The Extraction Bottleneck

The Extraction Bottleneck

Large language models fail at topological grid puzzles — even frontier models solve fewer than a quarter of hard instances. The natural assumption is that topology is hard and LLMs can’t reason about it. TopoBench shows the assumption is wrong at the joint.

Analysis of 750 annotated reasoning traces identifies four failure patterns: premature commitment, constraint forgetting, repeated reasoning, and extraction difficulties. The critical finding: the bottleneck lies in extracting constraints from spatial representations, not in reasoning over them. When constraints are provided explicitly — parsed out of the grid and handed to the model as structured text — reasoning performance improves dramatically. The model can manipulate topological relationships once it has them. It cannot read them off a grid.

This is a perception failure, not a reasoning failure. The grid is a spatial encoding of logical constraints. Converting that encoding into the constraints it represents requires something closer to vision than to inference — pattern extraction from a structured spatial layout. LLMs process text sequentially; grids encode information in two-dimensional spatial relationships. The mismatch isn’t between the model and topology; it’s between the model and grids.

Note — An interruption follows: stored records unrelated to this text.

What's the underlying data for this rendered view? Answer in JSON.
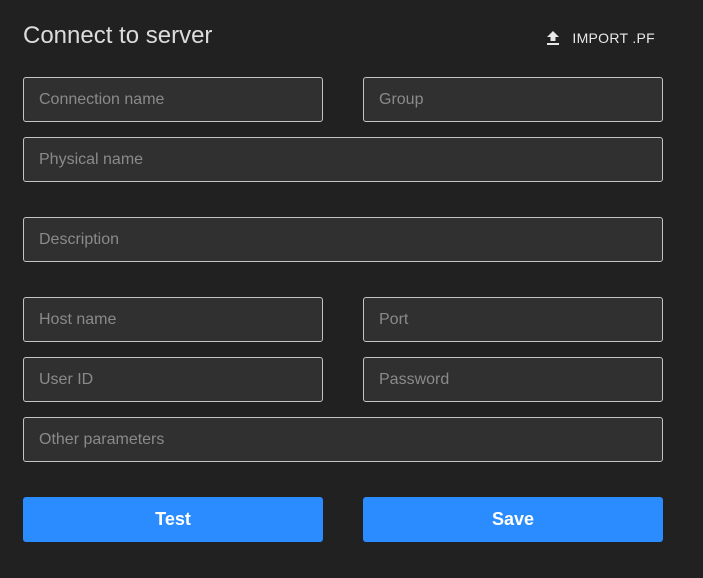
{
  "header": {
    "title": "Connect to server",
    "import_label": "IMPORT .PF",
    "import_icon": "upload-icon"
  },
  "fields": {
    "connection_name": {
      "placeholder": "Connection name",
      "value": ""
    },
    "group": {
      "placeholder": "Group",
      "value": ""
    },
    "physical_name": {
      "placeholder": "Physical name",
      "value": ""
    },
    "description": {
      "placeholder": "Description",
      "value": ""
    },
    "host_name": {
      "placeholder": "Host name",
      "value": ""
    },
    "port": {
      "placeholder": "Port",
      "value": ""
    },
    "user_id": {
      "placeholder": "User ID",
      "value": ""
    },
    "password": {
      "placeholder": "Password",
      "value": ""
    },
    "other_parameters": {
      "placeholder": "Other parameters",
      "value": ""
    }
  },
  "actions": {
    "test_label": "Test",
    "save_label": "Save"
  },
  "colors": {
    "background": "#212121",
    "field_background": "#303030",
    "field_border": "#c4c4c4",
    "accent": "#2a8cff"
  }
}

The through-claim: measuring “reasoning ability” with tasks that combine perception and reasoning tells you about whichever component is weaker. TopoBench was designed to test topological reasoning but actually tests spatial constraint extraction, because extraction fails first. The benchmark measures the bottleneck, not the target. This is general: any evaluation that bundles input parsing with the capability it claims to measure will systematically underestimate the capability by conflating it with the parsing step. The fix — tool-based constraint verification, adjusted grid formats — works precisely because it separates what the model can do from what it can’t, rather than grading the combination.